COL49 _Courier's Tragedy_

calbert at hslboxmaster.com calbert at hslboxmaster.com
Thu Aug 16 12:20:56 CDT 2001


From:           	Thomas Eckhardt <thomaseckhardt at yahoo.de>

> > I think
> > that Theatre of the Absurd and Beckett's _Godot_ are
> > closer to what Pynchon
> > is up to in his pastiche of Jacobean revenge drama
> > in _Lot 49_.
> 
> 
> Absurd, yes.
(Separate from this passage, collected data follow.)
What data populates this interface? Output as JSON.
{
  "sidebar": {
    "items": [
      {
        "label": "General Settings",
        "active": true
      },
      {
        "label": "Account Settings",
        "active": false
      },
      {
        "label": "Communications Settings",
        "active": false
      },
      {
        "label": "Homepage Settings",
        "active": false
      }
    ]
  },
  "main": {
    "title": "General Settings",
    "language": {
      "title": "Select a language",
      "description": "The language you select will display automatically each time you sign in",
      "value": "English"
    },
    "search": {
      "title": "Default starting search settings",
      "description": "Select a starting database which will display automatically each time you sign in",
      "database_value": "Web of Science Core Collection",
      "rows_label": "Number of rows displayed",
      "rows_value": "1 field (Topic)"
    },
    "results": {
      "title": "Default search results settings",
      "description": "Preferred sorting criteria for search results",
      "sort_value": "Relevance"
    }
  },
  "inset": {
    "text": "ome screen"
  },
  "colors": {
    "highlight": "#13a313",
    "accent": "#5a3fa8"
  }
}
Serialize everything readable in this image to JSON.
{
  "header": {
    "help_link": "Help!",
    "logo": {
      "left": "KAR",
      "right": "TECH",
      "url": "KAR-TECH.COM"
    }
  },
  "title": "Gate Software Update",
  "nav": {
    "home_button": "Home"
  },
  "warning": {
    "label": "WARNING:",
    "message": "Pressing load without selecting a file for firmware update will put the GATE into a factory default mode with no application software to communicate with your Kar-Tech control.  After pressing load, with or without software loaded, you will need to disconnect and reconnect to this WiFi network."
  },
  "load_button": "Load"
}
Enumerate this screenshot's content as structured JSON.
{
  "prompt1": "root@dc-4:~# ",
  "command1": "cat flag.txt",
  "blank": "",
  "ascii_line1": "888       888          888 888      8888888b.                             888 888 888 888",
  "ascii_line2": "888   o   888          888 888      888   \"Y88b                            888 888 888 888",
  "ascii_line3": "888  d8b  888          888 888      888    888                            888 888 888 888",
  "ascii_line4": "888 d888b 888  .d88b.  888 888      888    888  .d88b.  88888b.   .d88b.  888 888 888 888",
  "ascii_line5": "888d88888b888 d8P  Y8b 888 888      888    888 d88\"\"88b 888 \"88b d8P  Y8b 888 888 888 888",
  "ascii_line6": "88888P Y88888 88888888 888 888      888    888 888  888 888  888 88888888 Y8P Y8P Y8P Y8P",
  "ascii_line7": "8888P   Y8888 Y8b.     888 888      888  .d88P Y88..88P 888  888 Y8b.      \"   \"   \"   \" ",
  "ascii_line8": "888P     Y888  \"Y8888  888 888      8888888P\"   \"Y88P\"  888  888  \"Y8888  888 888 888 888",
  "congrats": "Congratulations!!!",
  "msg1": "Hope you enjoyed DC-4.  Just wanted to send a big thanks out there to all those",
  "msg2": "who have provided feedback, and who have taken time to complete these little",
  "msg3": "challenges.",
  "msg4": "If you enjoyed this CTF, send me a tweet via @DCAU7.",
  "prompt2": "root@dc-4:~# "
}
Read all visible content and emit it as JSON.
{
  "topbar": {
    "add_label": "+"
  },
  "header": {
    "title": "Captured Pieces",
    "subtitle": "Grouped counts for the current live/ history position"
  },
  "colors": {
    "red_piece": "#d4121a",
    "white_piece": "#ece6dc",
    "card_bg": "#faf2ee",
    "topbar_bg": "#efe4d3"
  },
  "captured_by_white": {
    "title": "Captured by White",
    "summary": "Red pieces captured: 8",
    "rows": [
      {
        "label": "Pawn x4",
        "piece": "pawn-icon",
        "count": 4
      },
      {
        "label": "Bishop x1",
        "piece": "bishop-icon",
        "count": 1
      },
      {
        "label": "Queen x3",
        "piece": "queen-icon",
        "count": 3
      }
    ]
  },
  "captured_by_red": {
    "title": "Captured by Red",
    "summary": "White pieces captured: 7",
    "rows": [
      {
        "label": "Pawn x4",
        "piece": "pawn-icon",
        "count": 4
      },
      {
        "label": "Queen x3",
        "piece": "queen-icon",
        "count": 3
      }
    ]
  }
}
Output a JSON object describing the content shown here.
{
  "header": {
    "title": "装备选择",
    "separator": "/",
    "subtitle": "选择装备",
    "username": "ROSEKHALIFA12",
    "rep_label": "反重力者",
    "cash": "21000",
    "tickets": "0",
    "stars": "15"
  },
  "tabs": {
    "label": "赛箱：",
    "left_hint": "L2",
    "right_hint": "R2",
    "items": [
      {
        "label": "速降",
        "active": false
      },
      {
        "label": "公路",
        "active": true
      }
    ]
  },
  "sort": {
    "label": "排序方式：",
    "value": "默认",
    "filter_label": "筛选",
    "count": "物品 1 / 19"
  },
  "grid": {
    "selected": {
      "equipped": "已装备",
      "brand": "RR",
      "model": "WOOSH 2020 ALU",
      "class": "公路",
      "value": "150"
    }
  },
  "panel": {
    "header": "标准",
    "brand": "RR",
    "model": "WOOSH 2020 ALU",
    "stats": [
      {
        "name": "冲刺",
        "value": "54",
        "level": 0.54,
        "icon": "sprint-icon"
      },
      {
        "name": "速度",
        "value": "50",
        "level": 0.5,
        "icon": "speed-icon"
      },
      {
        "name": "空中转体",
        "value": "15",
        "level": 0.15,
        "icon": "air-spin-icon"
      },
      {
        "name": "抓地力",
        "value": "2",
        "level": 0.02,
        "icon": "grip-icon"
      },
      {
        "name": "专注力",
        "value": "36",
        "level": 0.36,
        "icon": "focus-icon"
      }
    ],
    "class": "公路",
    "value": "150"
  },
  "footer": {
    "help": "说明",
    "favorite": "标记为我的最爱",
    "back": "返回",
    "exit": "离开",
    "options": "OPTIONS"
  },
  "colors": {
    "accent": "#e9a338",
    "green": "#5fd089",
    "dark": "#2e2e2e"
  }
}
But not so much "absurd" as in Beckett or
> Ensslin's "The Theatre of the Absurd" as "absurd" in
> "The Evil Dead" or "Re-Animator". Not aesthetics of
> reduction here but aesthetics of surplus, so to speak,
> and this is valid for all of Pynchon's writing. 

yup.....because the progeny of RT's pop up every few years or so in 
Hollywood, and make great money....there was a flood of movies of 
this sort in the mid 80s like "The Class of 1994", and much of the 
Linda Blair catalogue

27.How to Get Revenge (1989) (V) .... Hostess 
37.Red Heat (1985) .... Christine Carlson 
                           38.Night Patrol (1984) .... Sue Perman 
                           39.Savage Streets (1984) .... Brenda 

these would generally conform to the following receipe:

Linda Blair is raped and seeks revenge

Linda Blair's "slow" sister is raped and Linda seeks revenge


either way, Linda Blair exposed her assets repeatedly....as one 
wag once described Barbara Streisand's nose "It bisects the large 
screen from north to south"....If you think I am exaggerating the 
connection, check one out......

....stands to reason......these kinds of productions are amenable to 
the very same formula developed by Kyd.......and I think this is 
where Kyd again is slighted.......to SUCCESSFULLY "manage" an 
audience through a revenge drama is serious work......the audience 
must be conditioned to respond in a predictable way - the villain 
HAS to be so odious that he is beyond any hope of "re-habilitation" 
(hence the appropriatness of his/her grisly demise {in a land where 
the death penalty os hotly debated}) - there has to be 
CONVINCING betrayal of the most henious sort (Linda Blair gets 
set up by an ex boyfriend, favorite uncle, yada, yada) and an 
acceptance that the death of the "protagonist" serves a noble 
purpose (figurative, as Linda sacrifices herself to secure 
"justice")......

RT's satisfy an audiences demand for justice and retribution, which 
they often cannot satisfy otherwise (the Social contract gives, and 
takes away).......since the world fails to operate on such a basis, 
this obliges the "auteur" to fashion a world radically different from 
the one he/she inhabits.....I wonder if this is Pycnhon "twitting" the 
demands of HIS audience for the same, and the source of his 
frustrating (to some) moral "ambivalence"?